劇場デビューから10年 瀬田なつき作品が持つ“浮遊感”の魅力を紐解く

瀬田なつき作品が持つ“浮遊感”の魅力

「全部気のせいだったらどうしよう」

 映画『ジオラマボーイ・パノラマガール』の中で、主人公のハルコ(山田杏奈)は初めて恋をして、うだつがあがらない恋愛模様にため息まじりにつぶやく。自分の気持ちは自分の中に“たしかに”あるはずなのに、現実がつかめなくなってしまうことがある。身体からはみ出してしまう、言葉にできないふわふわと浮いているような感覚をすくい取って、そのままの状態でポンと物語の中に鎮座させる。どこに向かうかも読めない、カテゴライズされない、作品全体を漂う「浮遊感」は瀬田なつき作品の大きな魅力だと感じる。

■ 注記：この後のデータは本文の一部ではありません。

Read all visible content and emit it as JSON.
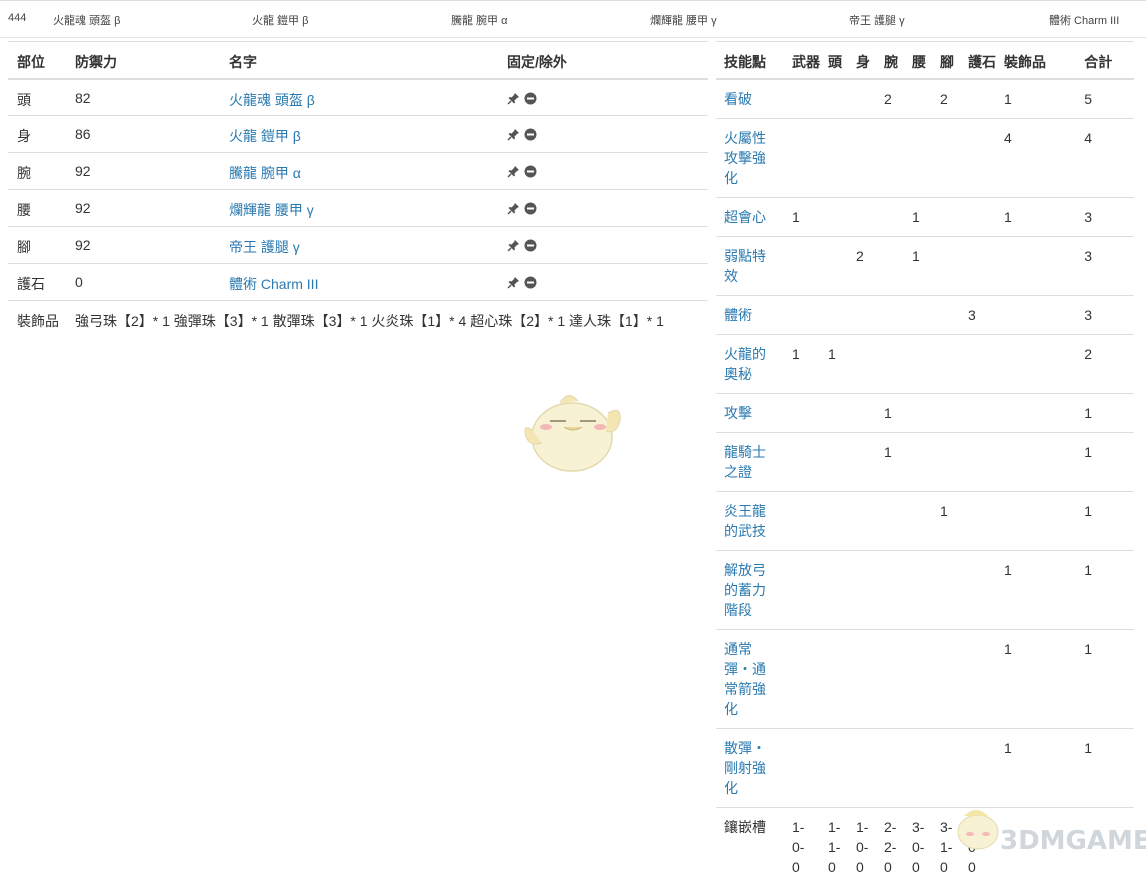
{
  "topbar": {
    "items": [
      "444",
      "火龍魂 頭盔 β",
      "火龍 鎧甲 β",
      "騰龍 腕甲 α",
      "爛輝龍 腰甲 γ",
      "帝王 護腿 γ",
      "體術 Charm III"
    ]
  },
  "equipment": {
    "headers": {
      "part": "部位",
      "defense": "防禦力",
      "name": "名字",
      "fixed": "固定/除外"
    },
    "rows": [
      {
        "part": "頭",
        "defense": "82",
        "name": "火龍魂 頭盔 β"
      },
      {
        "part": "身",
        "defense": "86",
        "name": "火龍 鎧甲 β"
      },
      {
        "part": "腕",
        "defense": "92",
        "name": "騰龍 腕甲 α"
      },
      {
        "part": "腰",
        "defense": "92",
        "name": "爛輝龍 腰甲 γ"
      },
      {
        "part": "腳",
        "defense": "92",
        "name": "帝王 護腿 γ"
      },
      {
        "part": "護石",
        "defense": "0",
        "name": "體術 Charm III"
      }
    ],
    "decorations_label": "裝飾品",
    "decorations_value": "強弓珠【2】* 1 強彈珠【3】* 1 散彈珠【3】* 1 火炎珠【1】* 4 超心珠【2】* 1 達人珠【1】* 1"
  },
  "skills": {
    "headers": [
      "技能點",
      "武器",
      "頭",
      "身",
      "腕",
      "腰",
      "腳",
      "護石",
      "裝飾品",
      "合計"
    ],
    "rows": [
      {
        "name": "看破",
        "cells": [
          "",
          "",
          "",
          "2",
          "",
          "2",
          "",
          "1",
          "5"
        ]
      },
      {
        "name": "火屬性攻擊強化",
        "cells": [
          "",
          "",
          "",
          "",
          "",
          "",
          "",
          "4",
          "4"
        ]
      },
      {
        "name": "超會心",
        "cells": [
          "1",
          "",
          "",
          "",
          "1",
          "",
          "",
          "1",
          "3"
        ]
      },
      {
        "name": "弱點特效",
        "cells": [
          "",
          "",
          "2",
          "",
          "1",
          "",
          "",
          "",
          "3"
        ]
      },
      {
        "name": "體術",
        "cells": [
          "",
          "",
          "",
          "",
          "",
          "",
          "3",
          "",
          "3"
        ]
      },
      {
        "name": "火龍的奧秘",
        "cells": [
          "1",
          "1",
          "",
          "",
          "",
          "",
          "",
          "",
          "2"
        ]
      },
      {
        "name": "攻擊",
        "cells": [
          "",
          "",
          "",
          "1",
          "",
          "",
          "",
          "",
          "1"
        ]
      },
      {
        "name": "龍騎士之證",
        "cells": [
          "",
          "",
          "",
          "1",
          "",
          "",
          "",
          "",
          "1"
        ]
      },
      {
        "name": "炎王龍的武技",
        "cells": [
          "",
          "",
          "",
          "",
          "",
          "1",
          "",
          "",
          "1"
        ]
      },
      {
        "name": "解放弓的蓄力階段",
        "cells": [
          "",
          "",
          "",
          "",
          "",
          "",
          "",
          "1",
          "1"
        ]
      },
      {
        "name": "通常彈・通常箭強化",
        "cells": [
          "",
          "",
          "",
          "",
          "",
          "",
          "",
          "1",
          "1"
        ]
      },
      {
        "name": "散彈・剛射強化",
        "cells": [
          "",
          "",
          "",
          "",
          "",
          "",
          "",
          "1",
          "1"
        ]
      }
    ],
    "slots_label": "鑲嵌槽",
    "slots": [
      "1-0-0",
      "1-1-0",
      "1-0-0",
      "2-2-0",
      "3-0-0",
      "3-1-0",
      "0-0-0"
    ]
  },
  "watermark": {
    "text": "3DMGAME"
  },
  "colors": {
    "link": "#2a7ab0",
    "border": "#dddddd",
    "icon": "#555555"
  }
}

 瀬田なつきは、今年で劇場デビューから10年を迎えた。現在公開中の『ジオラマボーイ・パノラマガール』をはじめ、『PARKS パークス』『嘘つきみーくんと壊れたまーちゃん』など映画作品に限らず、最近は満島真之介主演の連続ドラマ『カレーの唄』(ひかりTVほか)や仲野太賀主演の深夜ドラマ『あのコの夢を見たんです。』(テレビ東京ほか)など幅広く映像作品を手がけている。一貫する浮遊感は、正しさを突きつけられる現代に必要な余白のように思う。ここで、瀬田なつきが生み出してきた作品を振り返っていきたい。

 瀬田は、東京藝術大学大学院映像研究科を修了。教授陣には北野武監督、黒沢清監督など堂々たる布陣。先輩には『君の膵臓を食べたい』の月川翔、同期には『寝ても覚めても』の濱口竜介、後輩には『宮本から君へ』の真利子哲也など、日本映画界を牽引する新世代監督がいる。

 彼女は、修了制作として『彼方からの手紙』(2008年)を監督。自主制作にして、東京国際映画祭チェアマン特別奨励賞を受賞した。ロードムービーのような、一言ではまとめられないファンタジックな物語は瀬田作品の真髄を表している傑作だ。

 後の『あとのまつり』(2009年)も、2095年という宇宙的時代設定。次々と記憶が消えていく世界でもがきながら生きる少女の話は、19分という短編ながら瀬田の作品世界を存分に体験することができる。

 2011年、『嘘つきみーくんと壊れたまーちゃん』で商業映画デビュー。幼い頃のトラウマで心が壊れてしまったまーちゃん(大政絢)と、「嘘だけど」が口癖の謎の少年みーくん(染谷将太)という奇妙な幼なじみの青春群像劇は世界各国の映画祭でも上映され、話題を集めた。『あとのまつり』が特に色濃いが、彼女の作品では突然走ったり、踊ったりする。『ジオラマボーイ・パノラマガール』では、主人公たちは踊るように街中を歩いていた。その画は瀬田が影響を受けたヌーヴェルヴァーグ時代の作品を彷彿とさせ、突如巻き起こる非日常が自然と日常に取り込まれてしまう。奔放さが、日常に潜むファンタジーを浮かび上がらせるように感じるのだ。